Öte yandan taşınmazı ilk el…den temellük eden davalı ara malik … birleşen 2012/243 Esas sayılı dava dosyasında duruşmada “…… taşınmazı satın almak istedi ancak satış bedelinin tamamını ödeyemeyince taşınmaz bana devredildi, yaklaşık bir yıl süre ile adıma kayıtlı kaldı. Bedelin ödendiğinin bildirilmesi üzerine taşınmazı …’a devrettim. ” şekilde beyanda bulunmuş olup, bu beyandan temlikler sırasında para alışverişi olmadığı, taşınmazın bedelsiz olarak devredildiği anlaşılmaktadır. Bu durumda ilk el konumundaki ve inançlı işlemin tarafı olan …’un kabulü ile ara malik …’in tevil yollu ikrarı ile taraf muvazaası iddiasının kanıtlandığı kabul edilmelidir.

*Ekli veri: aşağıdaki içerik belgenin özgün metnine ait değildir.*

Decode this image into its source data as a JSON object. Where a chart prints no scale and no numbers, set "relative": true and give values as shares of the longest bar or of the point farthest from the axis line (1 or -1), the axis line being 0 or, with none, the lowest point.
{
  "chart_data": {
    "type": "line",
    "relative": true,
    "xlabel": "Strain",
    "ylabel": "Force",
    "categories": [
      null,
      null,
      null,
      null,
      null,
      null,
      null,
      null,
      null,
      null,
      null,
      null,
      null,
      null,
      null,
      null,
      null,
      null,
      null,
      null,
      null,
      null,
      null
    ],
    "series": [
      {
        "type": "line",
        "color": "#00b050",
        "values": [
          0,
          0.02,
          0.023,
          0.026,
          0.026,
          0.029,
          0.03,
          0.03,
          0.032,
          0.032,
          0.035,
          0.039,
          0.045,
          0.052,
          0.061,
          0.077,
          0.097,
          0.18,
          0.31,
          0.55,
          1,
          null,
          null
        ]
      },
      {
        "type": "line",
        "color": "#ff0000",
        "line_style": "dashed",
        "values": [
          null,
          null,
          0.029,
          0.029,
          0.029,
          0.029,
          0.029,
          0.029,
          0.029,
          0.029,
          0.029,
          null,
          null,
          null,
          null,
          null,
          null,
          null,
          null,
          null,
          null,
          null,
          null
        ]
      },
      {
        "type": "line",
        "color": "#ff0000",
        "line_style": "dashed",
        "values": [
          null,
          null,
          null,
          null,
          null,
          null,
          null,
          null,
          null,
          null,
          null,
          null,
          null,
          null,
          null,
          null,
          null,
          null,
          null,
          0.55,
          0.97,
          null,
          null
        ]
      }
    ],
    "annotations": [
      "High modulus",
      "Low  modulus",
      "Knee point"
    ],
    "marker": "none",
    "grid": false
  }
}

Açıklanan bu olgu karşısında; ikinci el konumundaki …’un iyiniyetli olup- olmadığı hususunun araştırılması gerektiğinde kuşku yoktur. Dosya kapsamı bu açıdan değerlendirildiğinde ise; taşınmazı temellük eden ilk el konumundaki davalı … ile ikinci el konumundaki son kayıt maliki davalı …’un kardeş, davacının ise anılan davalıların babası olduğu, taşınmaz temlik edilirken davalı …’un durumu bilen ve bilecek durumda olduğu sabittir. Bu durumda iyiniyetli olmadığı, başka bir ifade ile TMK’nun 1023. maddesinin koruyuculuğundan yararlanamayacağı kuşkusuzdur.
Diğer taraftan; son kayıt maliki olan … ile davacının baba-oğul olduğu, bilen ve bilebilecek konumda bulunduğuna göre davalı tarafa yemin teklifinde bulunulması doğru olmadığı gibi davacının yemin deliline başvurmasına ve yeminin davalı tarafça eda edilmesine hukuki bir sonuç bağlanamayacağı da açıktır.
Hal böyle olunca; yukarıda değinilen ilke ve saptanan olgular karşısında davanın kabulü gerekirken yanılgılı değerlendirme ile yazılı şekilde karar verilmesi doğru değildir.” gerekçesiyle bozulmuş, mahkemece bozma ilamına uyularak davanın kabulüne karar verilmiştir.
Karar, davalı … vekili tarafından süresinde temyiz edilmiş olmakla; dosya incelendi, gereği görüşülüp düşünüldü.
-KARAR-
Hükmüne uyulan bozma kararında gösterildiği şekilde işlem yapılarak karar verilmiştir. Davalı … vekilinin yerinde bulunmayan temyiz itirazının reddiyle, usul ve yasaya ve bozma kararının gerekçelerine uygun olan hükmün ONANMASINA, aşağıda yazılı 571,63 TL bakiye onama harcının temyiz eden davalı …’dan alınmasına, kararın tebliğinden itibaren 15 gün içinde karar düzeltme yolu açık olmak üzere, 08/02/2022 tarihinde oybirliğiyle karar verildi.